US 11,907,306 B2
Systems and methods for classifying documents
Aaron Attar, Dallas, TX (US)
Assigned to CAPITAL ONE SERVICES, LLC, McLean, VA (US)
Filed by Capital One Services, LLC, McLean, VA (US)
Filed on Jan. 4, 2022, as Appl. No. 17/568,004.
Prior Publication US 2023/0214428 A1, Jul. 6, 2023
Int. Cl. G06F 16/906 (2019.01); G06F 16/93 (2019.01); G06V 10/82 (2022.01); G06V 30/18 (2022.01); G06V 30/19 (2022.01); G06V 30/418 (2022.01); G06V 30/14 (2022.01); G06V 30/413 (2022.01)

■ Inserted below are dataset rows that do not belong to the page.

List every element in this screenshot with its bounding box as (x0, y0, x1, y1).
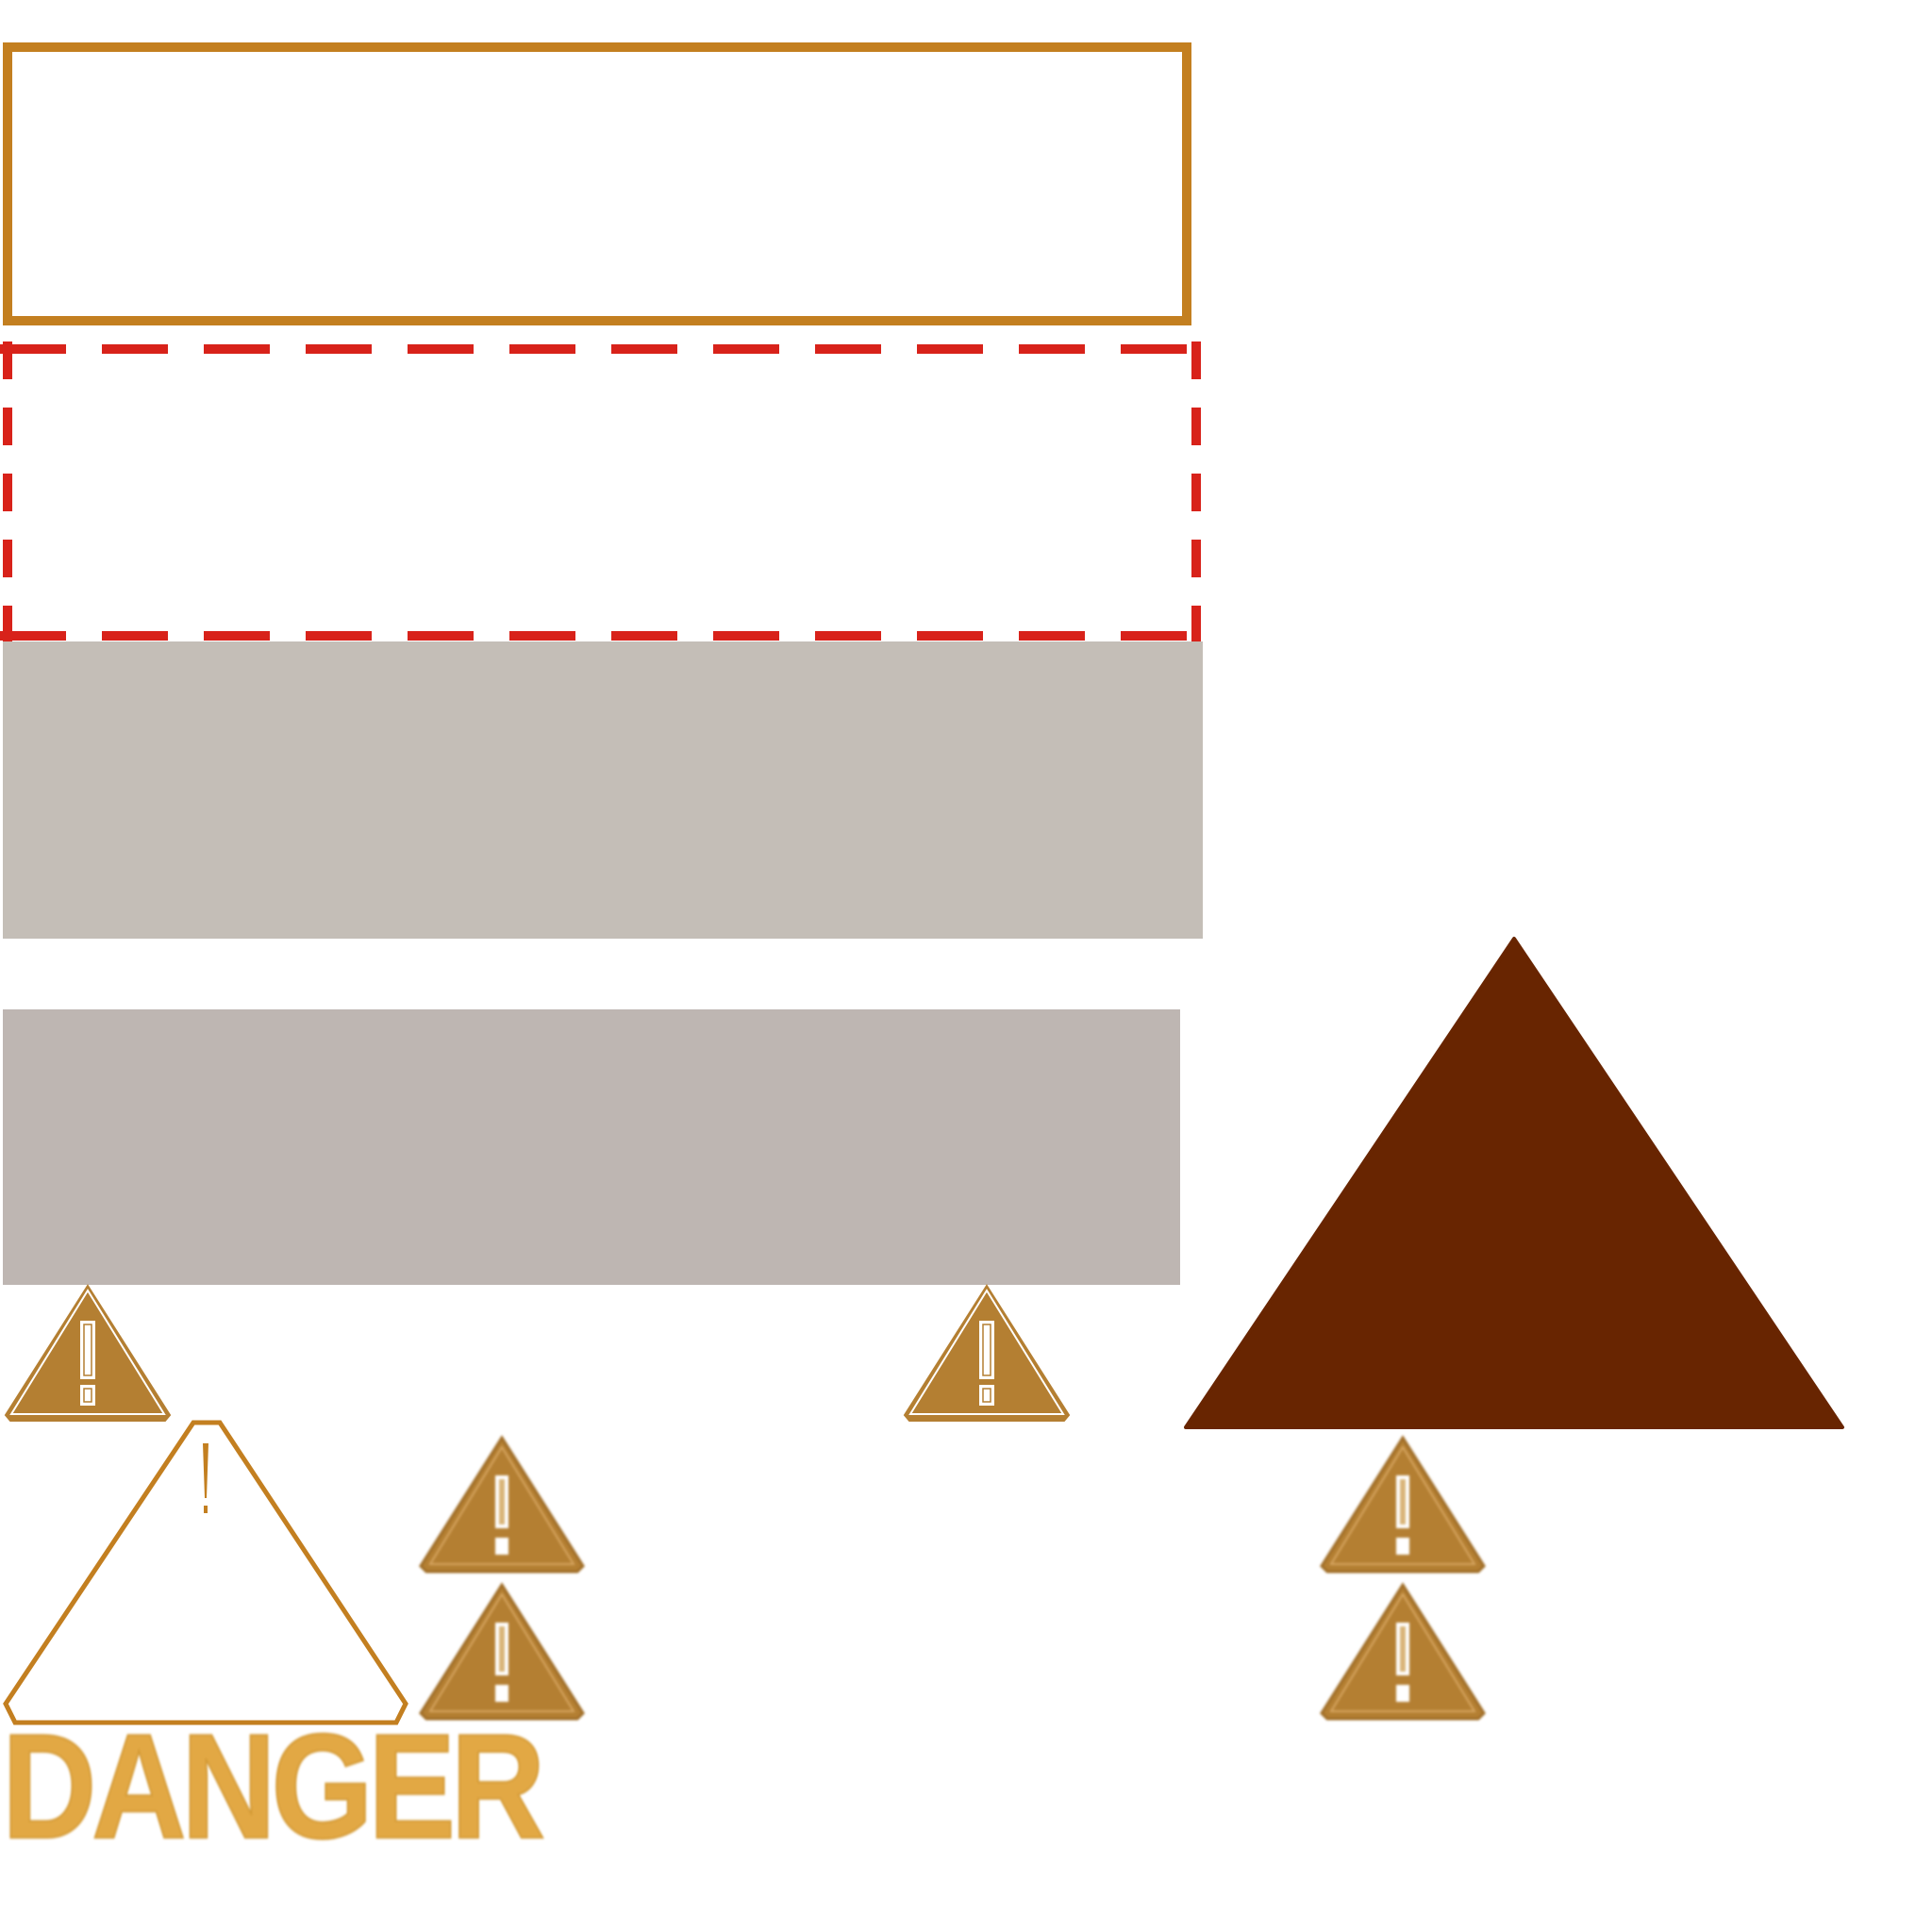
warning-triangle-icon (903, 1284, 1071, 1422)
warning-triangle-icon (4, 1284, 172, 1422)
exclamation-icon (203, 1443, 208, 1513)
outline-warning-sign (3, 1420, 408, 1725)
warning-triangle-icon (419, 1582, 585, 1721)
red-dashed-frame (0, 341, 1204, 643)
light-grey-panel (3, 641, 1203, 939)
warning-triangle-icon (1320, 1582, 1486, 1721)
warning-triangle-icon (419, 1435, 585, 1574)
orange-bordered-frame (3, 42, 1191, 325)
brown-triangle-shape (1184, 937, 1844, 1429)
warning-triangle-icon (1320, 1435, 1486, 1574)
dark-grey-panel (3, 1009, 1180, 1285)
danger-label: DANGER (1, 1704, 546, 1870)
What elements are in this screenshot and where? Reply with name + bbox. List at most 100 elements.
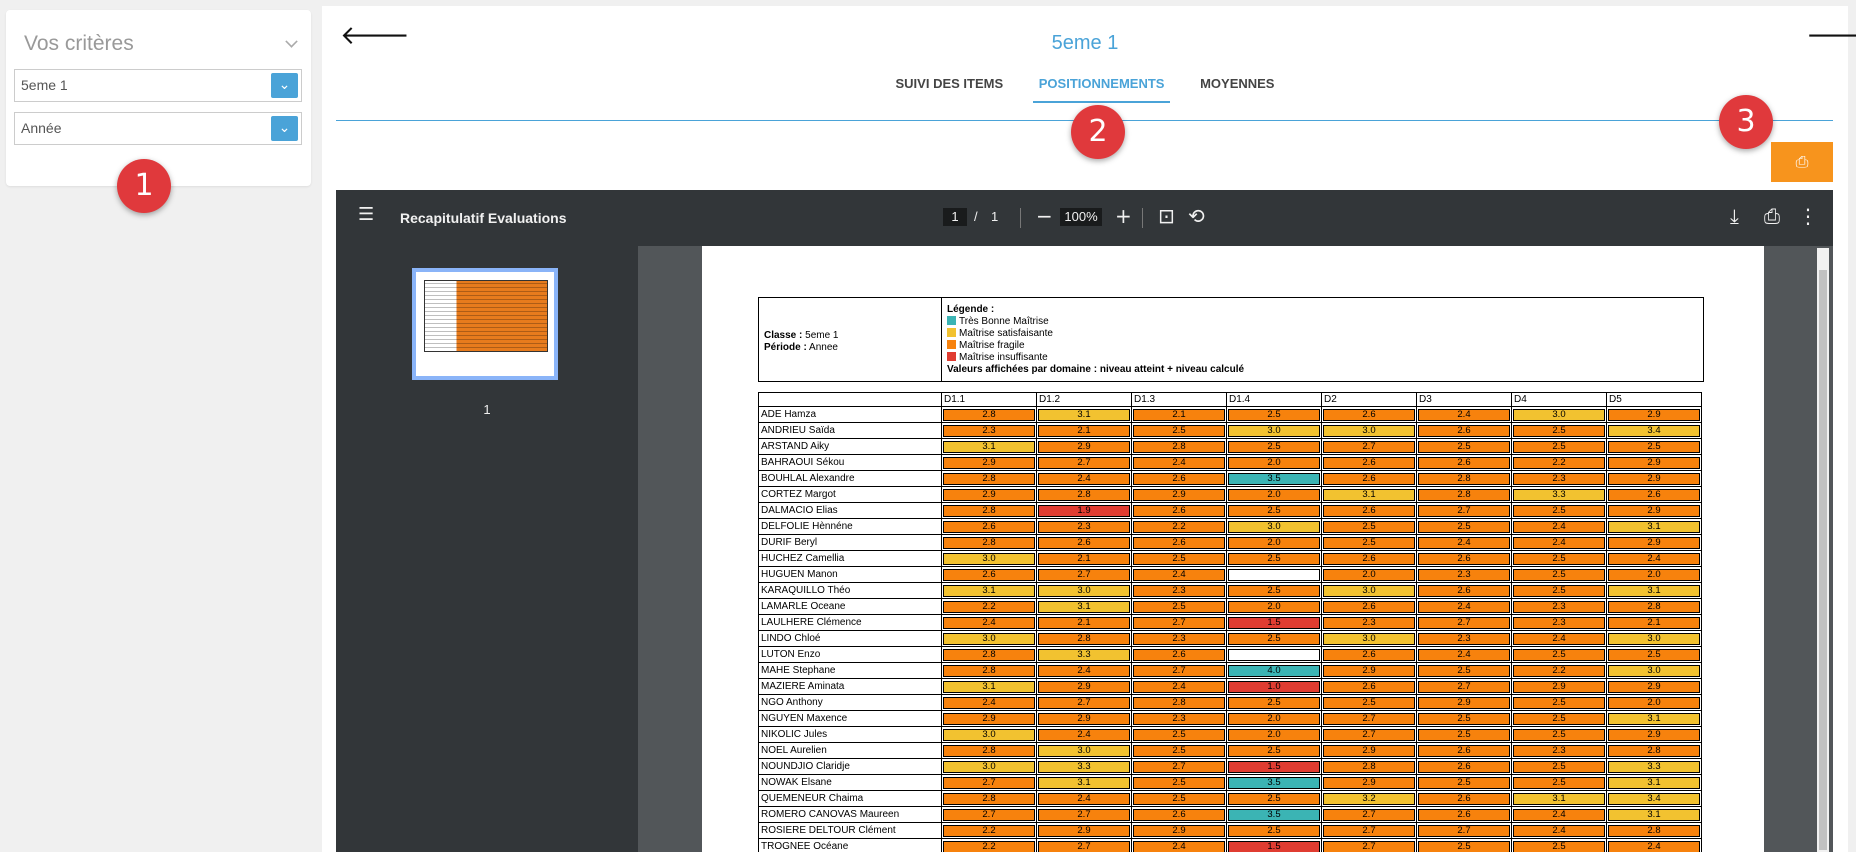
- score-cell: 2.7: [1416, 822, 1512, 839]
- next-arrow-icon[interactable]: 🡒: [1806, 21, 1856, 51]
- score-value: 2.7: [1038, 840, 1130, 852]
- student-name: LUTON Enzo: [758, 646, 942, 663]
- score-cell: 2.7: [1416, 502, 1512, 519]
- score-value: 2.6: [1323, 472, 1415, 485]
- student-name: LAMARLE Oceane: [758, 598, 942, 615]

CPC G06F 16/906 (2019.01) [G06F 16/93 (2019.01); G06V 10/82 (2022.01); G06V 30/14 (2022.01); G06V 30/18 (2022.01); G06V 30/19 (2022.01); G06V 30/413 (2022.01); G06V 30/418 (2022.01)] 20 Claims
OG exemplary drawing
 
1. A system comprising:
one or more processors; and
a memory in communication with the one or more processors and storing instructions that, when executed by the one or more processors, are configured to cause the system to:
receive a first single-page document;
iteratively, until a document type is identified:
scan a portion of the first single-page document, wherein the portion is a fraction of the first single-page document;
extract first text data from the portion of the first single-page document by performing optical character recognition (OCR) on the portion of the first single-page document; and
determine whether the document type is identified by, using a neural network (NN), determining whether the first text data corresponds to one or more document types of a plurality of document types based on one or more confidence thresholds, wherein the portion of the first single-page document scanned increases by a predetermined amount each iteration, the predetermined amount being dynamically updated each iteration by:
determining whether a predefined amount of empty space is identified within the portion of the first single-page document;
responsive to determining the predefined amount of empty space is identified within the portion of the first single-page document, increasing the portion of the first single-page document scanned by a second predetermined amount each iteration until second text data is identified; and responsive to the second text data being identified, automatically reverting to scanning the first single-page document based on an initial predetermined amount with each iteration; and
responsive to determining the first text data corresponds to the one or more document types based on the one or more confidence thresholds, cause a graphical user interface (GUI) of a user device to display a first notification indicating a first document type match.